We all dressed up in our finery and had a liquid breakfast which we held in place with a tray full of bacon butties. You can see how spectacular we were with the photograph that accompanies this blog. I know we probably look like something along the lines of Reservoir Dogs and such an inference would be spot on. The good looking fellow, I know we all were, but the good looking fellow in the centre with the gay moustache is John Clancey. The now head of security at the Manx international airport on the Isle of Man. This is perhaps one of the most evil men on the face of the earth. John and I used to go around telling people that we were twins, separated at birth. John had a strong London accent, in fact when John starts speaking you immediately begin looking around for his pearly suit; I of course spoke with dulcet Irish undertones. I’m taking the photograph, but you can get an impression of what I looked like, as I looked like John, except I was much more handsome and still had the best looking legs in Ireland. And even though I had slept with a man the previous night I still didn’t sport a gay moustache.

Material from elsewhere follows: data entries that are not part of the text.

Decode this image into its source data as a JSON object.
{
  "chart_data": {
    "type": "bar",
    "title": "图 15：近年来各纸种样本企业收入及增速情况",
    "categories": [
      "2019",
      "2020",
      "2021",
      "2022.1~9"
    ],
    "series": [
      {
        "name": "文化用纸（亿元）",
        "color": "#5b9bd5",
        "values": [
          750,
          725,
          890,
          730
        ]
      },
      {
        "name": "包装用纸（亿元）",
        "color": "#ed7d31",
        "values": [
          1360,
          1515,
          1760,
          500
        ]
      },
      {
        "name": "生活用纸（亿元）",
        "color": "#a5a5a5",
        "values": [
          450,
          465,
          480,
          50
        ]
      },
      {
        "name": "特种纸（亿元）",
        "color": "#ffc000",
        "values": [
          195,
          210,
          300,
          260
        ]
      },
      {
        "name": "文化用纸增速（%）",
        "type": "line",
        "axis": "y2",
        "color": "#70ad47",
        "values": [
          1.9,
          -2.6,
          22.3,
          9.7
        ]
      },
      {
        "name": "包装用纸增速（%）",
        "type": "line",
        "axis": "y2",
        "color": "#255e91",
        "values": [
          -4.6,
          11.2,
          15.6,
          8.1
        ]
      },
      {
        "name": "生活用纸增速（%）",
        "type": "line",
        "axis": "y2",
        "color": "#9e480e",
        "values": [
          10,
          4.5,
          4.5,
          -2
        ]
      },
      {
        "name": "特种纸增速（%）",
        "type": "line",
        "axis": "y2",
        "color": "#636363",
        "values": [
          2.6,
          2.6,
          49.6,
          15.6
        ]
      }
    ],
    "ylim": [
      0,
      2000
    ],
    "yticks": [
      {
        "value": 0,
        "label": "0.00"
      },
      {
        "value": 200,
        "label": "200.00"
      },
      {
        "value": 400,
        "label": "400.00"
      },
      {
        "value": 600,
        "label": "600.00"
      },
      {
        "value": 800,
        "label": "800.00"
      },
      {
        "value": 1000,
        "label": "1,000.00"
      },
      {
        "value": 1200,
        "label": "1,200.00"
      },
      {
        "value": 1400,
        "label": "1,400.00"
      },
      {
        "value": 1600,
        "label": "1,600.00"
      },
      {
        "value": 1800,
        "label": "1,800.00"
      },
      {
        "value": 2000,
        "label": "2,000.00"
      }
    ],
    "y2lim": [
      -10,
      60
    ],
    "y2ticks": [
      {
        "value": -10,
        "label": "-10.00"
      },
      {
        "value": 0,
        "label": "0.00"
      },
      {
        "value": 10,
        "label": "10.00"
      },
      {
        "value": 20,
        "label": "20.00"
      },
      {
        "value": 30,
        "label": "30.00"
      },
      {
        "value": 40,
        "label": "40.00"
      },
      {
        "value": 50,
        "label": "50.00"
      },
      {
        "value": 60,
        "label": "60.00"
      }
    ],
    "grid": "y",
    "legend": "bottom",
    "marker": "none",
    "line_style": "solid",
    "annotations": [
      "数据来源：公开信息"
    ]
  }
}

Behind us you can see the navy and marines in their best uniforms. This is as we arrived at the church, but don’t think we left the farmhouse and drove straight to the church. Someone thought it would be a good idea if we went for a few scoops in a local pub before the service. For sensible people this may have been a good idea but for a group like us it would only mean that the high jinks would start early. And begin early they did. Most of us were quite good at mental arithmetic when it came to drinking. I of course am a bit of a nerd when it comes to mathematics as I love quadratic equations and the like. But that day there was someone there who was even more into mathematics than I was.
You know how it works; you walk in to a pub, it’s seven minutes past eleven o clock in the morning. The church is twenty three minutes away and you have to be there at five minutes to one. You can comfortably drink one pint of beer in sixteen minutes, while still participating in an interesting conversation, how many pints can you have before you leave for the church? And you thought heavy drinking was for mindless louts. Well; put your calculator down, the answer is five pints of beer and one large vodka, with no ice and that’s as long as you don’t have any crisps. It was when we fell out of the pub and got in to our cars and headed off for the church that I realised there was a genius amongst us, for someone had bought a bottle of whiskey. Even I still cringe at what happened next, for as we sped off toward the church, the bottle of whiskey was passed from car to car as we hammered along the narrow Welsh country lanes. I suppose that song ‘Get me to the church on time,’ would have been most appropriate for the occasion but none of us were sober enough to stand never mind sing.